Hurlement à la Vie
Jamais chant d'Amour, ne fût si ardent...
Cet hymne sublime, qui jamais n'en finit...
Cette ode à la Vie, bien au delà du temps.
Oui j'ai pleuré dans ma nuit, quand l'espace d'un moment,
j'ai totalement ignoré mes croyances !
Me laissant engloutir, dans le puit sans fond d'une tristesse infinie..
Sentiment sournois et destructeur de cette soif insatiable de Vivre'
qui anime mon être.
Un instant, un moment, je ne sais...
La mort cette maligne illusion, m'a perfidement aveuglée !
À travers mes larmes je voyais le monde floue, sans consistance....
Anéantie, en pleine errance.......
Quand au sein de la nuit, j'entendis le solitaire Hiboux .
Ce Sage nocturne qui me demanda'
- Pourquoi tant de larmes, pluie lancinante se déversant
de tes yeux à en dessécher ton Âme.....
Bientôt le Huard chantera aux brumes d'un nouveau jour..
Tu verras le Cerf boire à la rivière et l'Aigle planer haut dans le ciel..
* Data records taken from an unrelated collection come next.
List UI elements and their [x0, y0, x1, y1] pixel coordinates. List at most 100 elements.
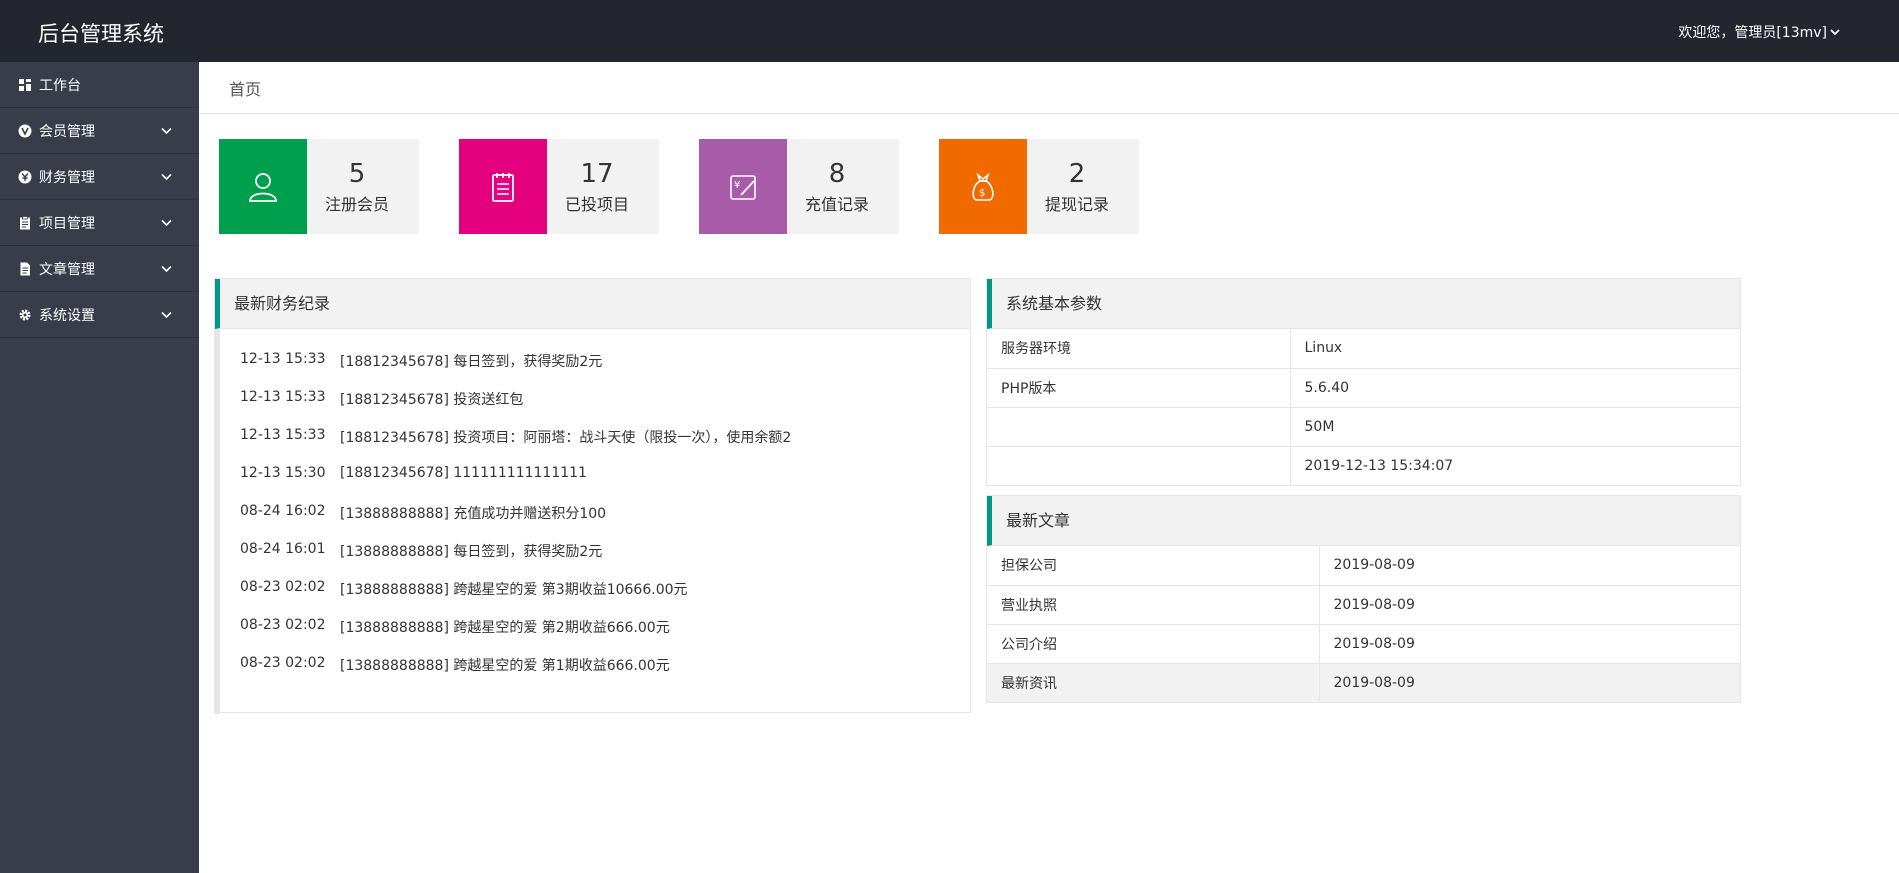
gear-icon	[17, 307, 32, 322]
sidebar: 工作台 会员管理 财务管理 项目管理 文章管理 系统设置	[0, 62, 199, 873]
money-bag-icon: $	[939, 139, 1027, 234]
stat-card-projects[interactable]: 17 已投项目	[459, 139, 659, 234]
list-item: 08-23 02:02 [13888888888] 跨越星空的爱 第1期收益666…	[240, 655, 970, 693]
stat-card-members[interactable]: 5 注册会员	[219, 139, 419, 234]
panel-title: 系统基本参数	[987, 279, 1740, 329]
table-cell-value: Linux	[1289, 329, 1740, 369]
log-time: 12-13 15:33	[240, 389, 326, 405]
sidebar-item-label: 财务管理	[39, 169, 95, 186]
log-text: [13888888888] 充值成功并赠送积分100	[340, 506, 607, 522]
sidebar-item-label: 会员管理	[39, 123, 95, 140]
article-title[interactable]: 担保公司	[987, 546, 1319, 586]
table-row[interactable]: 担保公司 2019-08-09	[987, 546, 1740, 586]
table-row: PHP版本 5.6.40	[987, 368, 1740, 408]
dashboard-icon	[17, 77, 32, 92]
chevron-down-icon	[161, 265, 172, 273]
table-row: 2019-12-13 15:34:07	[987, 446, 1740, 485]
list-item: 12-13 15:30 [18812345678] 111111111111111	[240, 465, 970, 503]
system-panel: 系统基本参数 服务器环境 Linux PHP版本 5.6.40 50M 2019-1…	[986, 278, 1741, 486]
article-panel: 最新文章 担保公司 2019-08-09 营业执照 2019-08-09 公司介绍 2…	[986, 495, 1741, 703]
stat-label: 注册会员	[324, 195, 389, 214]
log-text: [13888888888] 跨越星空的爱 第1期收益666.00元	[340, 658, 670, 674]
log-time: 08-23 02:02	[240, 579, 326, 595]
table-row[interactable]: 营业执照 2019-08-09	[987, 585, 1740, 625]
log-time: 08-23 02:02	[240, 655, 326, 671]
stat-value: 8	[828, 159, 846, 189]
sidebar-item-dashboard[interactable]: 工作台	[0, 62, 199, 108]
sidebar-item-members[interactable]: 会员管理	[0, 108, 199, 154]
panel-title: 最新财务纪录	[215, 279, 970, 329]
app-title: 后台管理系统	[38, 22, 164, 46]
article-title[interactable]: 营业执照	[987, 585, 1319, 625]
sidebar-item-label: 项目管理	[39, 215, 95, 232]
user-icon	[219, 139, 307, 234]
log-time: 12-13 15:30	[240, 465, 326, 481]
log-text: [13888888888] 跨越星空的爱 第2期收益666.00元	[340, 620, 670, 636]
chevron-down-icon	[161, 219, 172, 227]
sidebar-item-articles[interactable]: 文章管理	[0, 246, 199, 292]
user-menu-label: 欢迎您，管理员[13mv]	[1678, 25, 1827, 41]
svg-text:$: $	[979, 188, 985, 199]
log-text: [18812345678] 投资送红包	[340, 392, 524, 408]
list-item: 08-24 16:02 [13888888888] 充值成功并赠送积分100	[240, 503, 970, 541]
sidebar-item-projects[interactable]: 项目管理	[0, 200, 199, 246]
main-content: 首页 5 注册会员 17 已投项目 ¥ 8 充值记录 $ 2 提现记录 最新财务…	[199, 62, 1899, 873]
member-icon	[17, 123, 32, 138]
table-cell-key	[987, 407, 1290, 447]
article-date: 2019-08-09	[1318, 546, 1740, 586]
sidebar-item-label: 系统设置	[39, 307, 95, 324]
chevron-down-icon	[161, 311, 172, 319]
list-item: 08-24 16:01 [13888888888] 每日签到，获得奖励2元	[240, 541, 970, 579]
user-menu[interactable]: 欢迎您，管理员[13mv]	[1678, 22, 1841, 42]
log-text: [13888888888] 每日签到，获得奖励2元	[340, 544, 603, 560]
sidebar-item-settings[interactable]: 系统设置	[0, 292, 199, 338]
stat-card-recharges[interactable]: ¥ 8 充值记录	[699, 139, 899, 234]
stat-label: 提现记录	[1044, 195, 1109, 214]
sidebar-item-finance[interactable]: 财务管理	[0, 154, 199, 200]
article-title[interactable]: 最新资讯	[987, 663, 1319, 702]
finance-panel: 最新财务纪录 12-13 15:33 [18812345678] 每日签到，获得奖…	[214, 278, 971, 714]
table-cell-key: PHP版本	[987, 368, 1290, 408]
list-item: 12-13 15:33 [18812345678] 每日签到，获得奖励2元	[240, 351, 970, 389]
table-cell-key: 服务器环境	[987, 329, 1290, 369]
article-date: 2019-08-09	[1318, 585, 1740, 625]
log-time: 12-13 15:33	[240, 427, 326, 443]
sidebar-item-label: 文章管理	[39, 261, 95, 278]
table-row: 50M	[987, 407, 1740, 447]
article-icon	[17, 261, 32, 276]
stat-value: 2	[1068, 159, 1086, 189]
log-text: [18812345678] 111111111111111	[340, 465, 587, 481]
recharge-icon: ¥	[699, 139, 787, 234]
project-icon	[17, 215, 32, 230]
table-cell-value: 5.6.40	[1289, 368, 1740, 408]
log-time: 08-24 16:01	[240, 541, 326, 557]
stat-card-withdrawals[interactable]: $ 2 提现记录	[939, 139, 1139, 234]
article-title[interactable]: 公司介绍	[987, 624, 1319, 664]
svg-text:¥: ¥	[734, 180, 740, 191]
list-item: 12-13 15:33 [18812345678] 投资项目：阿丽塔：战斗天使（限…	[240, 427, 970, 465]
table-row[interactable]: 公司介绍 2019-08-09	[987, 624, 1740, 664]
table-row[interactable]: 最新资讯 2019-08-09	[987, 663, 1740, 702]
log-text: [13888888888] 跨越星空的爱 第3期收益10666.00元	[340, 582, 688, 598]
log-time: 12-13 15:33	[240, 351, 326, 367]
panel-title: 最新文章	[987, 496, 1740, 546]
stat-value: 5	[348, 159, 366, 189]
table-cell-value: 50M	[1289, 407, 1740, 447]
top-bar: 后台管理系统 欢迎您，管理员[13mv]	[0, 0, 1899, 62]
breadcrumb-home[interactable]: 首页	[229, 80, 261, 99]
list-item: 08-23 02:02 [13888888888] 跨越星空的爱 第3期收益106…	[240, 579, 970, 617]
chevron-down-icon	[161, 127, 172, 135]
log-time: 08-24 16:02	[240, 503, 326, 519]
table-cell-key	[987, 446, 1290, 485]
breadcrumb: 首页	[199, 62, 1899, 114]
article-date: 2019-08-09	[1318, 663, 1740, 702]
table-cell-value: 2019-12-13 15:34:07	[1289, 446, 1740, 485]
list-item: 08-23 02:02 [13888888888] 跨越星空的爱 第2期收益666…	[240, 617, 970, 655]
finance-icon	[17, 169, 32, 184]
clipboard-icon	[459, 139, 547, 234]
chevron-down-icon	[161, 173, 172, 181]
sidebar-item-label: 工作台	[39, 77, 81, 94]
finance-log-list: 12-13 15:33 [18812345678] 每日签到，获得奖励2元 12-…	[215, 329, 970, 714]
table-row: 服务器环境 Linux	[987, 329, 1740, 369]
stat-label: 已投项目	[564, 195, 629, 214]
Aux premiers rayons même d'un pâle soleil , tes yeux bleus tourneront au vert
car la nature s'est à nouveau réveillée après ce si long hiver !
Et puis dis moi petite, n'est-ce pas toi qui a écris (Démystifier la Mort)
Toi qui as vu s'envoler ton père, ta mère
et tant d'autres que tu aimais si intensément......
Toi qui as connu, vu et es revenue de cet envol !
Toi qui as toujours proclamé que la mort n'existe pas !
Ce que tu ne sais pas, est que je t'ai vu assise par terre tenir sa tête
et la caresser lui murmurer des mots d'amour...
Pendant que cette injection, abrégeait ses souffrances.
Et ton coeur qui battait bien trop fort, quand le sien s'arrêtait.
Oui j'ai tout vu, même ton âme prête à s'envoler avec elle !
Tu l'a aimé au point de la laisser partir
et tu sais très bien que jamais elle ne te quitte d'un pas..
Alors regardes, sens, entends.. aussi bien à l'intérieur qu'à l'extérieur
" Elle est Vivante"
Le sage Hiboux à tire d'ailes repartit vers la grande Forêt,
me laissant sur ces mots dont je ne doutais '
Car ma Vie en était et doucement la douleur s'éloigna...
Alors je vis, entendis, sentis tout ce qu'il m'avait dit.
Ma douce Kelly était là...
Dans le Cerf s'abreuvant à la rivière...
L'Aigle planant si haut dans le ciel et le sublime chant du Huard,
qui depuis toujours avait su combler mon Âme...
Je la vois courir (Vivre Libre enfin) sans fin....
Et je fus à nouveau témoin, du Miracle qu'est la Vie!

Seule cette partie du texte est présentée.